A Family Owned Business Long Term Care Nightmare (Part 2)
January 30, 2012
Last week we were talking about George’s tragic stroke and need for nursing home care. He still owns the manufacturing business he built and the warehouse which houses it. His son, John, asked me whether those assets are protected from being spent down towards care before Medicaid qualification. Like so many other questions about Medicaid , the answer is complicated. But, I told John that there were steps that they absolutely need to take now.
Let’s first review the Medicaid basics. As the healthy spouse, George’s wife, Claire, can keep the home and just under $110,000 in assets. The rest of their $800,000 in liquid investments must be spent down or converted to non-countable assets. The building and business are also countable – well maybe. Medicaid rules allow for inaccessible assets to be treated as “excludible”, in essence not countable towards the $110,000 limit.
It may be possible to treat them as inaccessible, if they can’t be sold easily. Remember that this is a family business and the real estate is an industrial building that houses the business.
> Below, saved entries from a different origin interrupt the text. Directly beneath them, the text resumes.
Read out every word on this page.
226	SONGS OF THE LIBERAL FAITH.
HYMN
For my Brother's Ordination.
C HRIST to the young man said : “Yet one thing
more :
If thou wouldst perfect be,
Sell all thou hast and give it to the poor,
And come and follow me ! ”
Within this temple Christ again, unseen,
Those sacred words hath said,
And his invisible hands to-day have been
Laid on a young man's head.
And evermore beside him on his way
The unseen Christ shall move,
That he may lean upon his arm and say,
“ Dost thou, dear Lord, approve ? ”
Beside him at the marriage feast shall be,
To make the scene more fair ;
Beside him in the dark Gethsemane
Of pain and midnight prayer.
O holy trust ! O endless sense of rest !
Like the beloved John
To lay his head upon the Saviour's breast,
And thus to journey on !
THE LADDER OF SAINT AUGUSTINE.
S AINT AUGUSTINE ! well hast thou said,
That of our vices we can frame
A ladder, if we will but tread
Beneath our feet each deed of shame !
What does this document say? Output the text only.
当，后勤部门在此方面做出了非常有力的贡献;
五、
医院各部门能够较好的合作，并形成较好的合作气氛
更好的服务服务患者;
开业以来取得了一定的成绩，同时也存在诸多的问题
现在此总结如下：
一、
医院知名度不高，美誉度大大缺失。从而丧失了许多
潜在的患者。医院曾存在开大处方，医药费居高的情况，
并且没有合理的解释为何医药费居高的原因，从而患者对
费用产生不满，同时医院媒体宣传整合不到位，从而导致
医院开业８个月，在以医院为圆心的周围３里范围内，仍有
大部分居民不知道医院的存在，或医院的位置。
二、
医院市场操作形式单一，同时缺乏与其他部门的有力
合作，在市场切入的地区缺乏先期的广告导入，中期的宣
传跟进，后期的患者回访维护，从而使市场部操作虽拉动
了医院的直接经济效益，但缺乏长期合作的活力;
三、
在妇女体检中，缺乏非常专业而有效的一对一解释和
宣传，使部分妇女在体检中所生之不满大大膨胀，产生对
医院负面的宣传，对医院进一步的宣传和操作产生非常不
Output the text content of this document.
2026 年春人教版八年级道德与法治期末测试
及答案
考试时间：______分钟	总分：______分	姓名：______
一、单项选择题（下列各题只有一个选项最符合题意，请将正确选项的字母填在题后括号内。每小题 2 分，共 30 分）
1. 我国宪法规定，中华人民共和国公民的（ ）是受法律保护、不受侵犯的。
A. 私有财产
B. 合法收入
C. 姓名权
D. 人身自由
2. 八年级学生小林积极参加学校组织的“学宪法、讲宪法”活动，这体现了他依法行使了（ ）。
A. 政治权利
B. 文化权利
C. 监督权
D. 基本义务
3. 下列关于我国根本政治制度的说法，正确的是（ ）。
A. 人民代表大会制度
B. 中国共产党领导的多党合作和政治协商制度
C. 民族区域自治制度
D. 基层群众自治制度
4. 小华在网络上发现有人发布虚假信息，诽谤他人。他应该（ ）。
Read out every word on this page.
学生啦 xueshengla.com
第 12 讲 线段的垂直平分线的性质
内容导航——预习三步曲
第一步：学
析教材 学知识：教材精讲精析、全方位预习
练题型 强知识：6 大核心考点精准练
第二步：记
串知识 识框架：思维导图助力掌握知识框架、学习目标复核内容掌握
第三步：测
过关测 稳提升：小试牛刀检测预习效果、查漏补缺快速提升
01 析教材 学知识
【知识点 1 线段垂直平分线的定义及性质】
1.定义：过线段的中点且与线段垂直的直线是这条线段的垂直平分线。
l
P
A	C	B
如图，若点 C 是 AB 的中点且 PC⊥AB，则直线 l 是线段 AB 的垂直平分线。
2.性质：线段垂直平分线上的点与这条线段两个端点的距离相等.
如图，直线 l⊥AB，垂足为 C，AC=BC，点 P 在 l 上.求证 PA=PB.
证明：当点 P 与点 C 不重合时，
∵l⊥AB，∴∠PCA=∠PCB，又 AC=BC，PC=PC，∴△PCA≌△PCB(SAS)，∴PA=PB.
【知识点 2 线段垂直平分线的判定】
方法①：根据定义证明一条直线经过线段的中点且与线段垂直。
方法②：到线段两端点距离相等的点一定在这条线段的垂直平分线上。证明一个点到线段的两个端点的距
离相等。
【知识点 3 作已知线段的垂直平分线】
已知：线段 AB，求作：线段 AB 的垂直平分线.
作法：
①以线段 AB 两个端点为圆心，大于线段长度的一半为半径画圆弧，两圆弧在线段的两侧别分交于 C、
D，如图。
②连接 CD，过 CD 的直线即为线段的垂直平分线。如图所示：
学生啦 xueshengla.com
Neither is easy to sell on the open market. John then reminded me that he and his brother, James, run the business and want to keep it. “It was always Dad’s plan to give it to us,” he told me.
Unfortunately, his failure to put that succession plan in place makes it much more complicated to do now. “If he gives you the business and building now,” I told John, “it is a transfer subject to a Medicaid penalty and he must provide for his nursing home care for the next 5 years before he can qualify for Medicaid. That would be roughly $500,000, leaving your mom with $300,000 and the house.”
There was a long pause and then John said “that’s not a whole lot for Mom to live on and she could live another 10 or 15 years or more. Are there other options? I then explained that he and James could buy both assets themselves. “But we don’t have $1,000,000 to buy both,” John exclaimed. Well, then, they could buy the business and we could treat the building as inaccessible. Claire could also possibly buy a bigger home, with some of the countable assets, which would still be exempt. This would mean they could preserve more than the $110,000 for Claire.
It all was very confusing to John, which I certainly can understand. And not the best time for his family to have to make such important decisions, in what we call “crisis mode”. I told John that we could definitely help him but there is a lot to do and no time to waste. John scheduled an appointment for his family to meet with me. Before he hung up the phone he said that the fact his dad had never completed a succession plan or purchased long term care insurance was always in the back of his mind but he now realizes, for the first time, how devastating those oversights turned out to be for his whole family. I couldn’t agree more.